I.e. a way to return the Hamming Weight of the vector in an O(1) operation - this will accurately simulate pooling blood samples/weighing groups of coins in a pan balance.
It's key that the vector isn't scanned - but the output should indicate that there is at least one 1 in the vector. By scanning I mean looking at the vector with algorithms such as binary search or looking at each element in turn. That is need to simulate pooling groups of items (such as blood samples) and s single test on the group which indicates the presence of a 1.
I've implemented this 'vector' as a list currently, but this needn't be set in stone. The task is to determine, by testing groups of the sublist, where the 1s in the vector are.

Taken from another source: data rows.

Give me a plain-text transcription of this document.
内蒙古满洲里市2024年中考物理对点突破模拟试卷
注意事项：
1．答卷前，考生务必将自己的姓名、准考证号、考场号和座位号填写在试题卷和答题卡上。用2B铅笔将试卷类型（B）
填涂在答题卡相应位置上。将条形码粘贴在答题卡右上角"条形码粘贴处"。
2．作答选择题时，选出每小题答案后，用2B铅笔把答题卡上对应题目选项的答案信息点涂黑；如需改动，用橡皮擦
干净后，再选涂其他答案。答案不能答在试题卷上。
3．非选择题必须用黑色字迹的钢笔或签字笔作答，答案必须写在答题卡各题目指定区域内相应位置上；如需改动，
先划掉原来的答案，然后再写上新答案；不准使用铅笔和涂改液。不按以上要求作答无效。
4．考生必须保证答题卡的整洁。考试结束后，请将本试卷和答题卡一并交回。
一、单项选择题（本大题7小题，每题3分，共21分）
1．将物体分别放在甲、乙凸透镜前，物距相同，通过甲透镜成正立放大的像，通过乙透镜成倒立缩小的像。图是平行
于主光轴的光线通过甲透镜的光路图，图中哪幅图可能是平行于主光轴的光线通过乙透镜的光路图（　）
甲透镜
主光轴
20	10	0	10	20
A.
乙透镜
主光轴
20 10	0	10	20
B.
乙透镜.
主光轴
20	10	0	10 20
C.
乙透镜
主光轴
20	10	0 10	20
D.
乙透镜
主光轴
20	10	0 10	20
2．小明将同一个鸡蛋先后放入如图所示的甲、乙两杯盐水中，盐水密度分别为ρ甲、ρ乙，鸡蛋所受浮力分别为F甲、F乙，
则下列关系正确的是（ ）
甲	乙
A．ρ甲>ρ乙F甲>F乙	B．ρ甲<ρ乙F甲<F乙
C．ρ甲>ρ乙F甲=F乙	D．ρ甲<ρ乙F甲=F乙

An example of the list is:
sparselist = [0]*100000
sparselist[1024] = 1
But this could equally well be a long/set/something else as suggested below.
Currently I'm using any() as the test but it's been pointed out to me that any() will scan the vector - defeating the purpose of what I'm trying to achieve.

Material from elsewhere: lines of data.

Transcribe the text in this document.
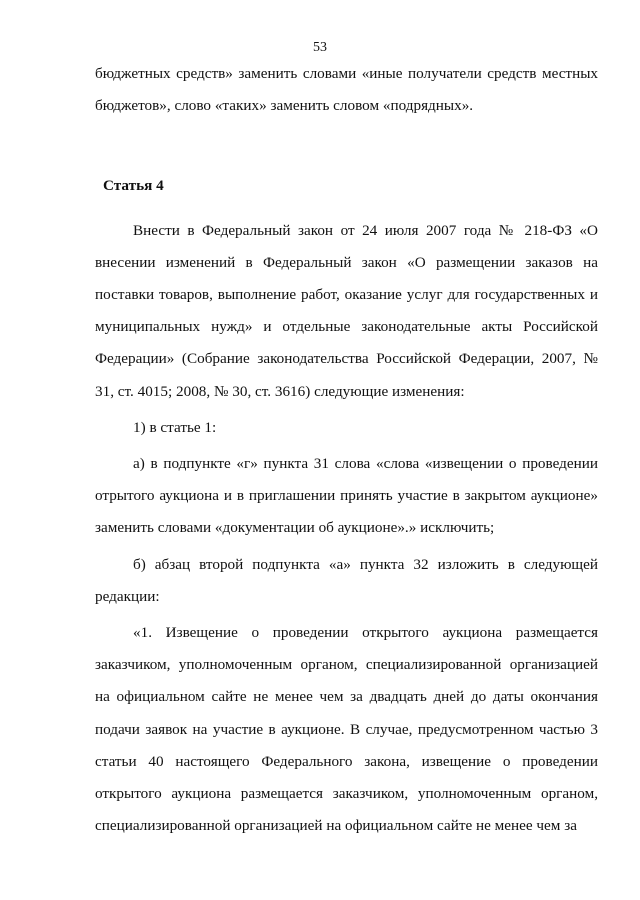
53

бюджетных средств» заменить словами «иные получатели средств местных бюджетов», слово «таких» заменить словом «подрядных».

Статья 4

Внести в Федеральный закон от 24 июля 2007 года № 218-ФЗ «О внесении изменений в Федеральный закон «О размещении заказов на поставки товаров, выполнение работ, оказание услуг для государственных и муниципальных нужд» и отдельные законодательные акты Российской Федерации» (Собрание законодательства Российской Федерации, 2007, № 31, ст. 4015; 2008, № 30, ст. 3616) следующие изменения:

1) в статье 1:

а) в подпункте «г» пункта 31 слова «слова «извещении о проведении отрытого аукциона и в приглашении принять участие в закрытом аукционе» заменить словами «документации об аукционе».» исключить;

б) абзац второй подпункта «а» пункта 32 изложить в следующей редакции:

«1. Извещение о проведении открытого аукциона размещается заказчиком, уполномоченным органом, специализированной организацией на официальном сайте не менее чем за двадцать дней до даты окончания подачи заявок на участие в аукционе. В случае, предусмотренном частью 3 статьи 40 настоящего Федерального закона, извещение о проведении открытого аукциона размещается заказчиком, уполномоченным органом, специализированной организацией на официальном сайте не менее чем за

Here is an example of a naive binary search using any to test the groups:
def binary_search(inList):
low = 0
high = len(inList)
while low < high:
mid = low + (high-low) // 2
upper = inList[mid:high]
lower = inList[low:mid]
if any(lower):
high = mid
elif any(upper):
low = mid+1
else:
# Neither side has a 1
return -1
return mid
I apologise if this code isn't production quality. Any suggestions to improve it (beyond the any() test) will be appreciated.
I'm trying to come up with a better test than any() as it's been pointed out that any() will scan the list - defeating the point of what I'm trying to do. The test needn't return the exact Hamming weight - it merely needs to indicate that there is (or isn't!) a 1 in the group being tested (i.e. upper/lower in the code above).

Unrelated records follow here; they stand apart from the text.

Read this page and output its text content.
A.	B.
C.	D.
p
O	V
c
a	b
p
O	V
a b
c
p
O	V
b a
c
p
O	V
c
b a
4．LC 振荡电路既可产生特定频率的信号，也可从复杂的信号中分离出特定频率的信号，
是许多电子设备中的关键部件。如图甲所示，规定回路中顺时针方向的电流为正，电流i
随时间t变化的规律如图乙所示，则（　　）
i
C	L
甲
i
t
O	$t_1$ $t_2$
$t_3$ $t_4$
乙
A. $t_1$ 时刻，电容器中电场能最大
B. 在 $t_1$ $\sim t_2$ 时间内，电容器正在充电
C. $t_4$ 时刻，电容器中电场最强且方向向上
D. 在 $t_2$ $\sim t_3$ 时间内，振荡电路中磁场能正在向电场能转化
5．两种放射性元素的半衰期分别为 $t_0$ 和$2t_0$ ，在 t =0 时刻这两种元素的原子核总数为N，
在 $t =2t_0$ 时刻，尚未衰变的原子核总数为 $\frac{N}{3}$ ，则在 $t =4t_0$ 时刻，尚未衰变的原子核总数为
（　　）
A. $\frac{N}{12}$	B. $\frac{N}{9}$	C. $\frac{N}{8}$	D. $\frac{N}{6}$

I've also thought of using a binary xor, but don't know how to use it in a way that isn't componentwise.
Here is a sketch:
class OrVector (list):
def __init__(self):
self._nonzero_counter = 0
list.__init__(self)
def append(self, x):
list.append(self, x)
if x:
self._nonzero_counter += 1
def remove(self, x):
if x:
self._nonzero_counter -= 1
list.remove(self, x)
def hasOne(self):
return self._nonzero_counter > 0
v = OrVector()
v.append(0)
print v
print v.hasOne()
v.append(1);
print v
print v.hasOne()
v.remove(1);
print v
print v.hasOne()
Output:
[0]
False
[0, 1]
True
[0]
False
The idea is to inherit from list, and add a single variable which stores the number of nonzero entries. While the crucial functionality is delegated to the base list class, at the same time you monitor the number of nonzero entries in the list, and can query it in O(1) time using hasOne() member function.
HTH.
any will only scan the whole vector if does not find you you're after before the end of the "vector".
From the docs it is equivalent to
def any(iterable):
for element in iterable:
if element:
return True
return False
This does make it O(n). If you have things sorted (in your "binary vector") you can use bisect.
e.g. position = index(myVector, value)
Ok, maybe I will try an alternative answer.
You cannot do this with out any prior knowledge of your data. The only thing you can do it to make a test and cache the results. You can design a data structure that will help you determine a result of any subsequent tests in case your data structure is mutable, or a data structure that will be able to determine answer in better time on a subset of your vector.
However, your question does not indicate this. At least it did not at the time of writing the answer. For now you want to make one test on a vector, for a presence of a particular element, giving no prior knowledge about the data, in time complexity less than O(log n) in average case or O(n) in worst. This is not possible.
Also keep in mind you need to load a vector at some point which takes O(n) operations, so if you are interested in performing one test over a set of elements you wont loose much. On the average case with more elements, the loading time will take much more than testing.
If you want to perform a set of tests you can design an algorithm that will "build up" some knowledge during the subsequent test, that will help it determine results in better times. However, that holds only if you want make more than one test!